Нина подняла взгляд на экран и застыла. На фоне мириадов звёзд сквозь Вселенную тянулась призрачная рука. Она выныривала из клубящегося облака, окутанная газовой вуалью. Гигантская ладонь, казалось, вот-вот накроет маленький эллипс галактики, оказавшейся на её пути. Сама не зная почему, Нина протянула руку к экрану. Её ладонь соприкоснулась с ладонью космической.
«Всегда хотела дотянуться до звёзд, и всегда знала, что это невозможно. А вот, оказывается, есть люди, которые к звёздам гораздо ближе остальных», – она вдруг почувствовала зависть к чудаковатому астроному.
– Ужин скоро?
Нина вздрогнула и отдернула руку. Звёздный морок рассеялся, вытолкнув её, словно незваную гостью, обратно в реальный мир. Она обернулась. В дверях стоял муж.
– Напугал, – виновато улыбнулась она и спрятала руку за спину.
– Ужин скоро? – Павел равнодушно смотрел сквозь жену.
– Я только пришла. Даже не переоделась, – Нина легонько чиркнула пальцем по джинсам, привлекая внимание к своему уличному виду. – Я тебя позову, когда…
Павел молча вышел, не дожидаясь конца фразы. Через несколько секунд из комнаты раздался стон дивана, с обреченной покорностью принявшего внушительного седока. Щелчок, и в квартиру ворвался рёв толпы, беснующейся на стадионе где-то за тысячи километров от вросшего в диванную поверхность болельщика. Спортивный гомон заглушил астронома, так и продолжавшего увлеченно размахивать руками, что-то доказывая вежливо кивающему ведущему. Нина выключила телевизор.
«Есть ли хоть один вечер в году, когда в мире не играют в футбол, или хотя бы его не транслируют?» – она вздохнула и снова уставилась в кастрюлю. Пузырьки заполонили уже всю поверхность. Нина почувствовала зависть к воде, с такой легкостью переходящей из одного состояния в другое: спокойствие при обычной температуре, возмущение или даже гнев, когда градус повысился до критической отметки, полная неподвижность и заморозка при отрицательных показателях.
Интересно, каково это позволить себе выплеснуть накопившиеся эмоции вместо того, чтобы заталкивать их внутрь, делая вид, что стиль общения мужа совершенно её не задевает…

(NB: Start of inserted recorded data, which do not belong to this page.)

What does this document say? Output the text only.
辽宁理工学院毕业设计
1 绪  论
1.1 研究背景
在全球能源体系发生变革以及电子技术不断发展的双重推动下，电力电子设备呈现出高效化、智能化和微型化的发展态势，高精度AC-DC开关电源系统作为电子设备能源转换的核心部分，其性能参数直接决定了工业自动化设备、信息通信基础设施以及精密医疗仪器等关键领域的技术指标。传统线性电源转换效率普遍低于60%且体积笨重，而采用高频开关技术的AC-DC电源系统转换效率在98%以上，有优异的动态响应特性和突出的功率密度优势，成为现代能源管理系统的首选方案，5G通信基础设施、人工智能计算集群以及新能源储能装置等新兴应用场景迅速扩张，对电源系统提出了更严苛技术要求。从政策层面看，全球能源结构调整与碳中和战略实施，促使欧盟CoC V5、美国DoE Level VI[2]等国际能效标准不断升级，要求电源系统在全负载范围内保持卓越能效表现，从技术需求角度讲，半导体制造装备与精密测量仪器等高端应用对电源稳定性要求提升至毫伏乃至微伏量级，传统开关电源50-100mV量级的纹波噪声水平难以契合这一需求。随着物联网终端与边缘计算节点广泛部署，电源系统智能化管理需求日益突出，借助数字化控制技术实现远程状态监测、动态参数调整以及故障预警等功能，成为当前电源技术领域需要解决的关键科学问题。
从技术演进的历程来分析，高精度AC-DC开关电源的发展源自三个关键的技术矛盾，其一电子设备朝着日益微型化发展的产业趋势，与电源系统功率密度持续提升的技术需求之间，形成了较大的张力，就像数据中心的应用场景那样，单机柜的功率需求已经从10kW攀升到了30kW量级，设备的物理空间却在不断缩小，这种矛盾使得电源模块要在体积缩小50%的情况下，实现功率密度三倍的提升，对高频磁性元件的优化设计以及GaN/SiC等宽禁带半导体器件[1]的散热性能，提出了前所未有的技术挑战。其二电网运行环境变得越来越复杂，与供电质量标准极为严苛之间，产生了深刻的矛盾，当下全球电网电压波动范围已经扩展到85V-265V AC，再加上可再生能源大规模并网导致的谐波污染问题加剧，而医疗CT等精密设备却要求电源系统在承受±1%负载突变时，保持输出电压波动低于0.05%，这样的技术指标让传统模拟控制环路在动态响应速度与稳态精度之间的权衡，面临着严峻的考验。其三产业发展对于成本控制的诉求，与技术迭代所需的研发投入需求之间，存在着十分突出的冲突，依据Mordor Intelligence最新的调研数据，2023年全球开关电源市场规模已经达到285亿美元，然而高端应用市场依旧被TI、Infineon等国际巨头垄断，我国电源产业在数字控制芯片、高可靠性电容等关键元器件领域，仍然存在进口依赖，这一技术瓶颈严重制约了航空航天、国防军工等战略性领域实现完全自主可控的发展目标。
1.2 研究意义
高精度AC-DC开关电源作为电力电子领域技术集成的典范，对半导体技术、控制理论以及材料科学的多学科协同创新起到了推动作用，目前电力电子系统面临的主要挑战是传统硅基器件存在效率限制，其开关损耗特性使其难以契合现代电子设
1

Что скрывать настоящие чувства выгодно, а иногда и жизненно необходимо, Нина поняла ещё в детстве.
– Моя, моя! – кричала она, выдирая любимую куклу Малю из рук незнакомой девочки и усаживая её на лавочку.
Девчонка бесцеремонно схватила игрушку со скамейки и поволокла в песочницу, не обращая внимания на рыдающую хозяйку куклы. Нина вцепилась в Малю и потянула на себя.
– А ты наверное не моя, – ледяной голос мамы непостижимым образом прорвался сквозь Нинин плач. – Моя дочь так себя не ведёт. Моя дочь – хорошая девочка, ей не жалко поделиться куклой.
– Я твоя! Твоя! – сердце пятилетней Нины бешено колотилось.
Мама покачала головой и отвернулась.
– Твояяяяяя! – зажмурив истекающие слезами глаза, Нина отпустила куклу, бросилась к маме и попыталась схватить её руку. Рука ловко увернулась.
– Ты сейчас же замолчишь и прекратишь меня позорить, – тихо проговорила мама, не глядя на дочь.
Одной ладошкой девочка зажала рот, запихивая обратно рвущийся наружу крик, а другой размазывала по лицу слёзы, пытаясь высушить щёки. От плача началась икота.
Мама посмотрела, наконец, на дочь, поморщилась и достала из сумки носовой платок.
– На кого ты похожа?!
По нежной, пухлой, как сдобная булочка, щёчке неприятно заелозила грубая ткань. Нина покорно терпела, вытянув руки по швам. Это ничего! Главное, что мама снова смотрит на неё и говорит с ней, значит, не оставит, не уйдёт к другой девочке, которая не плачет.
«Я тоже научусь никогда не плакать», – решила она.
Вода в кастрюле бесновалась.
Из комнаты раздался победный рык. Видимо, многострадальный мяч очутился, наконец, в нужных воротах.
– Аааааа!!! – заорал Павел
– Как же ты достал, – прошипела Нина и тут же прикусила губу, наказывая себя за невольно вырвавшиеся слова.
Не отрывая взгляда от пляшущих пузырьков, она на ощупь открыла шкаф, вынула начатую пачку макарон. В полный рост спагетти в кастрюлю не помещались, а разламывать тонкие соломинки было жалко, поэтому нужно опустить в кипящую «ванну» целый сноп – пусть подводная часть размокнет, и тогда можно будет аккуратно погрузить остальное. В голове вдруг всплыл детский стишок:
«Сидят макарошки, с ложки свесив ножки, ждут они чудесный случай, чтоб помчаться по дорожке. Только случая всё нет, а макарошек съедят на обед!»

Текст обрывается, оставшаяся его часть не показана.